The above argument suggests and helps understand the emergence of Liberation of Tamil Tigers and other insurgent groups and movements. LTTE also state that “they are the product of the Sinhala violence and chauvinism”, or as Neil de Votta says the birth of the separatist movement is “Sinhala-inspired.” (Abdul Razak 2007). To please the Sinhalese voters, the political parties created an environment of distrust between Sinhalese and Tamils. Communal riots resulted in Tamil killings, beatings and many were maimed and forced out of their homes.

The ethnocratic government and its ethnocentric politics lead to intense nationalism among Tamils. The unattended grievances by the Sri Lankan government drove the Tamils towards retaliation in the form of a violent rebel. LTTE was formed in 1976 as ethnic tensions rose in Tamil majority regions. The Tamil militants started the insurgency with low intensity to maintain control in the Tamil dominated areas. They declared the first Eelam war as a result of these violent riots. Initially, LTTE had the support of legitimate Tamil political representatives but Liberation Tigers with time became a violent entity and started to fight other Tamil factions. They massacred their opponents and came in power over the other separatist movements by 1986. They became the “sole representative of the Tamils.”(TamilNet 2005)

The Sri Lankan civil war is divided into 4 phases named as Eelam wars. Each phase was bloodier than the previous one. Tactics used by Tigers with time became more lethal. The insurgent group targeted many high-profile personalities. The war officially started as a low-level insurgency in 1983 as a result of ethnic riots.

LTTE soon was labelled as the terrorist group after the use of terror tactics including suicide bombs. (“The Sri Lankan Civil War and Its History, Revisited in 2020” 2020).

The rebel group was responsible for assassination of premiers

On May 2009, the Sri Lanka army announced victory after killing the LTTE leader, Velupillai Prabhakaran.
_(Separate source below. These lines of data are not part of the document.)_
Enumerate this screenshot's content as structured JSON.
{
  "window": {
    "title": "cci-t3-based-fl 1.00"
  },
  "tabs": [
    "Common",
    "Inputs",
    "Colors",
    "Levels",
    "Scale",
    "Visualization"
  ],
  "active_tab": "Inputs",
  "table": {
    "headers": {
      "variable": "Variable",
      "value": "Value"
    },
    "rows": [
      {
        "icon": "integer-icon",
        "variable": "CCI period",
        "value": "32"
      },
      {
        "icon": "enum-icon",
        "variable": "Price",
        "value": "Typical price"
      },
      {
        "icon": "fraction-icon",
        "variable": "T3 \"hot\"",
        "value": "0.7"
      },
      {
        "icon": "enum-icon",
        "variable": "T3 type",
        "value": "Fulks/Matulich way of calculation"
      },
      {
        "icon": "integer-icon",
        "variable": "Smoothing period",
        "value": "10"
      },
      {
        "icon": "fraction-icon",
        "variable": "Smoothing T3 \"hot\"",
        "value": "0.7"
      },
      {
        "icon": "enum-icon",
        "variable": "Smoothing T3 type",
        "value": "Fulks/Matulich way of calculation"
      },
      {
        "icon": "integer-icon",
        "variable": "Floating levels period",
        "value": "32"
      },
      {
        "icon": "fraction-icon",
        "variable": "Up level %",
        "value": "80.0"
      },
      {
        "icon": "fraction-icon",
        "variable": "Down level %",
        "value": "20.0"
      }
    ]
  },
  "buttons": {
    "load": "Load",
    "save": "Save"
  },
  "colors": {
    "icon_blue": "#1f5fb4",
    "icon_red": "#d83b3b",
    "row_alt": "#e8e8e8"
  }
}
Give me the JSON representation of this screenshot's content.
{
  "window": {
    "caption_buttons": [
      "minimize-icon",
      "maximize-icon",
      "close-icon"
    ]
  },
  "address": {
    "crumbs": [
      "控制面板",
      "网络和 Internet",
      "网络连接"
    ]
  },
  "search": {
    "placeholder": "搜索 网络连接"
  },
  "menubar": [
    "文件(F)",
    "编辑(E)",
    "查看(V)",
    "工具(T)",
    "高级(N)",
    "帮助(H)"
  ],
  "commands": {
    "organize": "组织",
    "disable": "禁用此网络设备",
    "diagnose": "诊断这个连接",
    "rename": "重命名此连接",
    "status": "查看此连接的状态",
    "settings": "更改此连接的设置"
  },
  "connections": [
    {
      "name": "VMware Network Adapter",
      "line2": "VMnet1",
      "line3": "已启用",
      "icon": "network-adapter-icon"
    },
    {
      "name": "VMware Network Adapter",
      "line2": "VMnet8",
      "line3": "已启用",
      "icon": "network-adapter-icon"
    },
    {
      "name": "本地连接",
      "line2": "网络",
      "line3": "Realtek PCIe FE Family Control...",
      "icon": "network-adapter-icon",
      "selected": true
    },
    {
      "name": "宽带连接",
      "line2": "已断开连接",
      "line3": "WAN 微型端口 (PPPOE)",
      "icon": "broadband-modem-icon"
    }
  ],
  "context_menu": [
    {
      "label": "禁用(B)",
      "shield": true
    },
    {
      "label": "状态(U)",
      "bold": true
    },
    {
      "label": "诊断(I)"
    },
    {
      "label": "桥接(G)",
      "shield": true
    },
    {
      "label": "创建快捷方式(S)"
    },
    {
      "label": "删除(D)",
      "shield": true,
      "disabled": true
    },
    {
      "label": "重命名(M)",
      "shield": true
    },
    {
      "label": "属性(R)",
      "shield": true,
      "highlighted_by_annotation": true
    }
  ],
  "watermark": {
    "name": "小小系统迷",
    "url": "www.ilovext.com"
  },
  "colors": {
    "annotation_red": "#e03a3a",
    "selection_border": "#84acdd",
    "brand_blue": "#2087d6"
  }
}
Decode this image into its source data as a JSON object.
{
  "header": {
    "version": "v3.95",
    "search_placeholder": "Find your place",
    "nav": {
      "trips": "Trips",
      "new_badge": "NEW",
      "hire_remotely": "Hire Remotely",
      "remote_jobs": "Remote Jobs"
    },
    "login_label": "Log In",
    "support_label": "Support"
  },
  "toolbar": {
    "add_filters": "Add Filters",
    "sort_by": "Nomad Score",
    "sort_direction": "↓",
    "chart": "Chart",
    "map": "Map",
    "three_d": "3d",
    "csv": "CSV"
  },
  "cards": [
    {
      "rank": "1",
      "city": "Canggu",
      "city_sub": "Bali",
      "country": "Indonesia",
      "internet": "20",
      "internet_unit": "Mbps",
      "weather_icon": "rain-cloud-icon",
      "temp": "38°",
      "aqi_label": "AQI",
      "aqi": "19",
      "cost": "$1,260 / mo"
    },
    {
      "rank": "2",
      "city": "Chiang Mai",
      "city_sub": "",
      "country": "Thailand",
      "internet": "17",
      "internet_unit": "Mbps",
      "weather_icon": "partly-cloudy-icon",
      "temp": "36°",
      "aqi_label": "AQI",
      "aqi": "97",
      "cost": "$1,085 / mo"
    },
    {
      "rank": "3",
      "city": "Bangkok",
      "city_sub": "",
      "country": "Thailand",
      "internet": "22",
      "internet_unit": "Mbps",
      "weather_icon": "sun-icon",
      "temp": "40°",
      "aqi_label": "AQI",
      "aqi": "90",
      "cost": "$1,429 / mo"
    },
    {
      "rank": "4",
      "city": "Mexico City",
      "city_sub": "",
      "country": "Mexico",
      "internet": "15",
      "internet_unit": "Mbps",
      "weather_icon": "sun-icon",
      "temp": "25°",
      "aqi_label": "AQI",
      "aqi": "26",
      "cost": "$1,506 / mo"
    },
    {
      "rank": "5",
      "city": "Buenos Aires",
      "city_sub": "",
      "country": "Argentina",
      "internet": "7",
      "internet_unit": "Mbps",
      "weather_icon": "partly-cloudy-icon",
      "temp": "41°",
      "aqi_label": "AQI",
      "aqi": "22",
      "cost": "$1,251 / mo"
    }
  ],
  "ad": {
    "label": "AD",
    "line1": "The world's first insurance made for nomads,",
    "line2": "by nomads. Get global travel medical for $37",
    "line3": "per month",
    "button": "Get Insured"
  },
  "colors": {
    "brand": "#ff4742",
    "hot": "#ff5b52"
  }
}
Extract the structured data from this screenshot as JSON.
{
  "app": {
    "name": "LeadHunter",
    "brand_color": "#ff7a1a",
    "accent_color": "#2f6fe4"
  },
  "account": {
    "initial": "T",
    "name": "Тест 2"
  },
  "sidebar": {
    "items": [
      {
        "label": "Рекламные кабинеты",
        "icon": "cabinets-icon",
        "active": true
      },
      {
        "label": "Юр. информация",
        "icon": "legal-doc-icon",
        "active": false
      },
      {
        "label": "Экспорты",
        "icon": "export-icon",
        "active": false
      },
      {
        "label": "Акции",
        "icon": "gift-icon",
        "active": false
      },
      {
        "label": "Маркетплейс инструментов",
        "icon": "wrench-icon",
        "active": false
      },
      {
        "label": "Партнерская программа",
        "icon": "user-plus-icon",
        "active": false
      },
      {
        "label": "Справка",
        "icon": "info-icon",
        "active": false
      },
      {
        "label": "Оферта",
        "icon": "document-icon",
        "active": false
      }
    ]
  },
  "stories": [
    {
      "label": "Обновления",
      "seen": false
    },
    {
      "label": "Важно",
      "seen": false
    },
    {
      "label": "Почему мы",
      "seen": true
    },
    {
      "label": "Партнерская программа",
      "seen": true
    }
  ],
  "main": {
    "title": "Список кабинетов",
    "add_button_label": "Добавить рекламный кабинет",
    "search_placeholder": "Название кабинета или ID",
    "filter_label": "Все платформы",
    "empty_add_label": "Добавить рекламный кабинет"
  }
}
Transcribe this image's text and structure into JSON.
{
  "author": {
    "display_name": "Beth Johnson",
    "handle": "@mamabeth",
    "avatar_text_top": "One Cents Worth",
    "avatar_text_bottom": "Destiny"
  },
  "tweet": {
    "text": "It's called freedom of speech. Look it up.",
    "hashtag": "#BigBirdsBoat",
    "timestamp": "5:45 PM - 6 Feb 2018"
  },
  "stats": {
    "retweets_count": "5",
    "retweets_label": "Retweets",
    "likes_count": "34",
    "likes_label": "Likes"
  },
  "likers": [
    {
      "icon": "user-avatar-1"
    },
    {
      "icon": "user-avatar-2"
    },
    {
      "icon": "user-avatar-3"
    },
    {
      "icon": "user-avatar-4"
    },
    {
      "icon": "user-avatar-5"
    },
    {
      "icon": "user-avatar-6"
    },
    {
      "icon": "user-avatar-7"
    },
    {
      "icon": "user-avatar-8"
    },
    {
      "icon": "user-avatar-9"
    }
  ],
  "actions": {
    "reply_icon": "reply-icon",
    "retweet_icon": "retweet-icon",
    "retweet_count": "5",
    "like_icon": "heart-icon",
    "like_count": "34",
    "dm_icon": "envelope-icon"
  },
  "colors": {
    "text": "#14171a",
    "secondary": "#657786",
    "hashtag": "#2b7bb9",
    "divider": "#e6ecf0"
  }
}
This marked the end of the civil war. (thoughtcodotcom 2009)

Ethnicity and politics when merged create tensions, violence and chaos.

The political development in Sri Lanka and ethnic strife proved that violence was the consequence of politicization of ethnic differences. The LTTE firmly believed that employed violence was validated because government had reacted violently to Tamil demands. The Sri Lankan government, on the other hand, justified its violence against Tamils and LTTE for safeguarding the territorial integrity of the Sri Lankan island.

Ethno-political conflicts require resolutions that guarantee stability, ethnic peace and security. In ethnically divided societies power sharing and partition is a highly practical and achievable solution for security of ethnic groups. Other than partition, depending upon the conflict, ethnic peace needs to be sustained.